Applicability of the Trump Administration’s Reciprocal Tariff Executive Order on Software and Digital Exports

Alert
May 1, 2025
4 minutes

On April 2, 2025, President Trump issued an executive order (Executive Order 142571) to implement “reciprocal tariffs” on United States trading partners (the “EO”). Although the Trump administration subsequently paused the implementation of the reciprocal tariffs outlined in the EO for 90 days, President Trump’s EO raises a number of questions regarding how the proposed tariffs will impact technology companies and in particular, whether the tariffs could apply to software or ex-U.S. digital exports (e.g., software or code developed in one country, hosted in another and delivered to a third). In this Q&A, we summarize the key takeaways that technology companies, and their investors and sponsors, should know about how the proposed tariffs could impact software and digital exports. Although the applicability and timing of the tariffs remains uncertain, we conclude that as of now, software in a tangible form (e.g., software on a CD included in a box) would generally be considered a “good” subject to the proposed tariffs, but software in an intangible form (e.g., provided on a service or hosted basis) will likely be exempt from the EO under World Trade Organization (“WTO”) trade rules.

What is a tariff?

As a general matter, tariffs are taxes levied on imports of goods. Tariffs increase the duty rate that must be paid on an imported good, which is calculated as a percentage of the value of the good. When determining the applicability of a tariff, the key question is whether a particular transaction involves an import of a good from a jurisdiction where duties need to be paid. If so, for purposes of calculating the duty rate, the transacting parties must assess (1) what the country of origin is for the imported good and (2) what the Harmonized Tariff Schedule classification2 is with respect to such country.

Would the tariffs proposed to be implemented through the EO apply to software or other digital assets made available as “software as a service” or hosted on a cloud?

Generally, no. The EO as drafted proposed reciprocal tariffs on goods delineated in an Annex II to the EO, which notably does not identify intangible software or digital assets.3 Additionally, since 1998, the United States, as part of the WTO, has agreed to a moratorium on imposing customs duties on electronic transmissions. WTO members have biannually renewed and confirmed the moratorium, and the current decision of the WTO extends through March 2026.4,5 However, the current moratorium does not set forth a formal definition of “electronic transmissions,” and the term remains undefined in the context of international trade rules.6 Further, if the WTO elects not to renew the moratorium in 2026 (such as due to the recent tariff escalation), companies would have to refer to a patchwork of regional and bilateral trade agreements to assess whether electronic transmissions are exempt from duties.7

Is tangible software (e.g., software on a disc shipped in a box) subject to the EO tariffs, or does such software fall under the recent exceptions to the tariffs for electronics?

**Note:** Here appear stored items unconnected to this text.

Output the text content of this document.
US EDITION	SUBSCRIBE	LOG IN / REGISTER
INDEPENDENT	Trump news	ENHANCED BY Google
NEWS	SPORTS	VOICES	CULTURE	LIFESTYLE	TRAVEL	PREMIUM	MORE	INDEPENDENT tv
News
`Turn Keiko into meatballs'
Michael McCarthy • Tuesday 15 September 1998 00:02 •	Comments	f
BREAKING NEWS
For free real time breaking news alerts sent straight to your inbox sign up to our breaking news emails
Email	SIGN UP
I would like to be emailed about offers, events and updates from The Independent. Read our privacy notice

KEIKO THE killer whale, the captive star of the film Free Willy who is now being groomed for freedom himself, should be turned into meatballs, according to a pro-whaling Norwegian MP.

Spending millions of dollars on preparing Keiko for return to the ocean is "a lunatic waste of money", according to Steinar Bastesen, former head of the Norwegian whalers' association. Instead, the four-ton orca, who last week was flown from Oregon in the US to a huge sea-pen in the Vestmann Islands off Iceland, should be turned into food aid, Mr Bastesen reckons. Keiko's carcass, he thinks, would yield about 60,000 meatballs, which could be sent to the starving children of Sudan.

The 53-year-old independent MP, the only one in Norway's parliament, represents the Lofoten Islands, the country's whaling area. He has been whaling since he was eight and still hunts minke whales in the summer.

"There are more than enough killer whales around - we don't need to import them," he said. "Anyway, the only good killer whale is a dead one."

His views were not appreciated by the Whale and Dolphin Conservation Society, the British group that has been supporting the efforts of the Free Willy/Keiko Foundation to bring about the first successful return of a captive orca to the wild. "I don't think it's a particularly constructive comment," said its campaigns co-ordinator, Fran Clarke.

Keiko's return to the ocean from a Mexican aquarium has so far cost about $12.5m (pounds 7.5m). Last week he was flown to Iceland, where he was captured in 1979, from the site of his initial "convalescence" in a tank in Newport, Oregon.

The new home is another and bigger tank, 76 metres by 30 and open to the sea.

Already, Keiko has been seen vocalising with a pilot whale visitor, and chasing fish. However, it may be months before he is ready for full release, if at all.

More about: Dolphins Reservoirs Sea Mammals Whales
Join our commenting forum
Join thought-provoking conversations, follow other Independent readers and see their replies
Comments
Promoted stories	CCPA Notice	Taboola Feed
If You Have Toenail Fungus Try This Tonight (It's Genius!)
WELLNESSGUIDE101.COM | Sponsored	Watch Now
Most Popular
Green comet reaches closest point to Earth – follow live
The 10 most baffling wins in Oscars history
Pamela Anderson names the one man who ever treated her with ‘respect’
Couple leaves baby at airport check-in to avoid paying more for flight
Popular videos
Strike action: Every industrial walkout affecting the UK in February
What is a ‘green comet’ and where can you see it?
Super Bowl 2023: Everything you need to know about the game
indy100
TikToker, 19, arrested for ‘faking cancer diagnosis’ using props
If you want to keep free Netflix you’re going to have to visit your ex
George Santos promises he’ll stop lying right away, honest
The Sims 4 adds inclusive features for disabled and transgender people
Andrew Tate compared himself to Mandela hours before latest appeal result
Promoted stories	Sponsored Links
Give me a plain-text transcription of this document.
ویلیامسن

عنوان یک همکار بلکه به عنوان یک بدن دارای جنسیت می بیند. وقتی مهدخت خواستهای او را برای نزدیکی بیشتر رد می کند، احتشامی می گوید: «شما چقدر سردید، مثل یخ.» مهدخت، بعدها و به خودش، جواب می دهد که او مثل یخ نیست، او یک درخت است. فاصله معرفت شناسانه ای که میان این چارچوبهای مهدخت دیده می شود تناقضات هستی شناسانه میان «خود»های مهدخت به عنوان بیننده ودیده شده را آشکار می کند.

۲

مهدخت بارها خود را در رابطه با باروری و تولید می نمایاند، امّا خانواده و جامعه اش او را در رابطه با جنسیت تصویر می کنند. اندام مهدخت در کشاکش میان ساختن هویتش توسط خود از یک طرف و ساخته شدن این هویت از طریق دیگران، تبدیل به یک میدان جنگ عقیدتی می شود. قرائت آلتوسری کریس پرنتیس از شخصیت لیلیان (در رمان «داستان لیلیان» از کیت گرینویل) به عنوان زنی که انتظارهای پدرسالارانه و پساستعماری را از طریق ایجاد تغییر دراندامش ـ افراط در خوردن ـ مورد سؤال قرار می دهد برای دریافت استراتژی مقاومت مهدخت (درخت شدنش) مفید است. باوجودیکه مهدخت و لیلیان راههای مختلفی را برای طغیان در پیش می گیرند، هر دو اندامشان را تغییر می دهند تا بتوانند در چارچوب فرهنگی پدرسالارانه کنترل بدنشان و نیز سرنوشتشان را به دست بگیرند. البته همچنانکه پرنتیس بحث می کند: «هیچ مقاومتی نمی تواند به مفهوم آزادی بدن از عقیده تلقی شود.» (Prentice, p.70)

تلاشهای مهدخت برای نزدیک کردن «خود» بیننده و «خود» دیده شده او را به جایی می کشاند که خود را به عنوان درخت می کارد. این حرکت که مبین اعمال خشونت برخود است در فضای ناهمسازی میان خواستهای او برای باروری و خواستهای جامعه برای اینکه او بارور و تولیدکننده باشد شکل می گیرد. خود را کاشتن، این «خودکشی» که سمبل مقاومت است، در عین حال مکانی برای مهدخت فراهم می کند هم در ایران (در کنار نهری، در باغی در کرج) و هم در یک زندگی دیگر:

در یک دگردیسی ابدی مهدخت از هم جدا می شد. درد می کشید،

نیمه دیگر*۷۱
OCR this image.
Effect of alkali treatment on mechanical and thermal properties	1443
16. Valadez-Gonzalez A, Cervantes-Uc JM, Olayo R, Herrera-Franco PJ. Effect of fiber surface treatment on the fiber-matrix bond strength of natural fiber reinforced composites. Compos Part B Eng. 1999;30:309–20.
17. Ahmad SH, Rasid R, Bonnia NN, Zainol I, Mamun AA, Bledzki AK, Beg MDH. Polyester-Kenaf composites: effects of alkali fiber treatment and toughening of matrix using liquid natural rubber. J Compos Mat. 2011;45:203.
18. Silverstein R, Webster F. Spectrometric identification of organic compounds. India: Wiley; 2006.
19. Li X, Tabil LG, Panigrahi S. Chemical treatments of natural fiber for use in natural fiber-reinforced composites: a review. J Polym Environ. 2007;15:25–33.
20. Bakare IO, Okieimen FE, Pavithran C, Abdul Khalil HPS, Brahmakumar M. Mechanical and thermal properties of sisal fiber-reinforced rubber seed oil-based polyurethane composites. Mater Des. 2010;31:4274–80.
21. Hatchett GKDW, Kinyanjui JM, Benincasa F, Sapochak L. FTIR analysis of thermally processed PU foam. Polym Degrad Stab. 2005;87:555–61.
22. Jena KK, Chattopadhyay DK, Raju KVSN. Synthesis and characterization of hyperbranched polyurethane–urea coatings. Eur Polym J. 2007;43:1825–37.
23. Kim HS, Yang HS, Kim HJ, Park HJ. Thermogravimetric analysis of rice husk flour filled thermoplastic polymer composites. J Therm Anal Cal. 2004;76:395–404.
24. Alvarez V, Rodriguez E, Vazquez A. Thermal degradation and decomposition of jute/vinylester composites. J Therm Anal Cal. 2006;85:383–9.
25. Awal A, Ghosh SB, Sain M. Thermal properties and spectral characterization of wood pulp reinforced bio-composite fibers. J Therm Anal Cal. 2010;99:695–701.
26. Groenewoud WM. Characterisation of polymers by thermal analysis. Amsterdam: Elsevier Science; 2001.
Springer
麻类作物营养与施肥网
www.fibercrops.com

Software that is imported in a tangible form, such as on a disc, is subject to the tariffs because the disc itself is considered a good. Such tangible software is not covered by an exception to the tariffs. On April 11, 2025, President Trump released a presidential memorandum with a list of exceptions to the reciprocal tariffs imposed under the EO, which included an exception for “semiconductors.”8 Additionally, the United States Customs and Border Protection released updated guidance on April 11, 2025 that published the list of excluded product classifications under the Harmonized Tariff Schedule of the United States.9 The published exceptions, which are retroactively effective to April 5, 2025, include smartphones, solid-state storage devices, flat panel display modules, monitors, and some semiconductors, but do not exclude software in a tangible form.10 Thus, we expect the import of tangible software (and any electronics that are not specifically exempted) to remain subject to the reciprocal tariffs.

What should technology companies do to mitigate any risks at this time?

Below are some best practices that technology companies should consider in connection with cross-border transactions involving software and digital assets:

  • Structure cross-border deals to avoid any importation of tangible software. This will help to avoid classification of the software as an import subject to tariffs.
  • Keep abreast of future developments in trade law. With trade law quickly evolving, it will be incumbent on companies to closely monitor trade law developments. Given that the United States is an exporter of services, it will be important to monitor whether any other country will seek to impose a reciprocal duty on the United States – but one based on the import of services such as software. In addition, parties should stay updated on the WTO’s 14th Ministerial Conference in March 2026 to ensure that countries agree to continue their practice of not imposing customs duties on electronic transmissions.
  • Identify a tariff expert if needed. To the extent that the law changes or a tariff may apply, companies should seek out the advice of a tariff expert. Given the high demands placed on tariff experts as of late, it may take time to identify an expert who may be available to advise: sufficient lead time for engagement and delivery of advice should be factored into planning.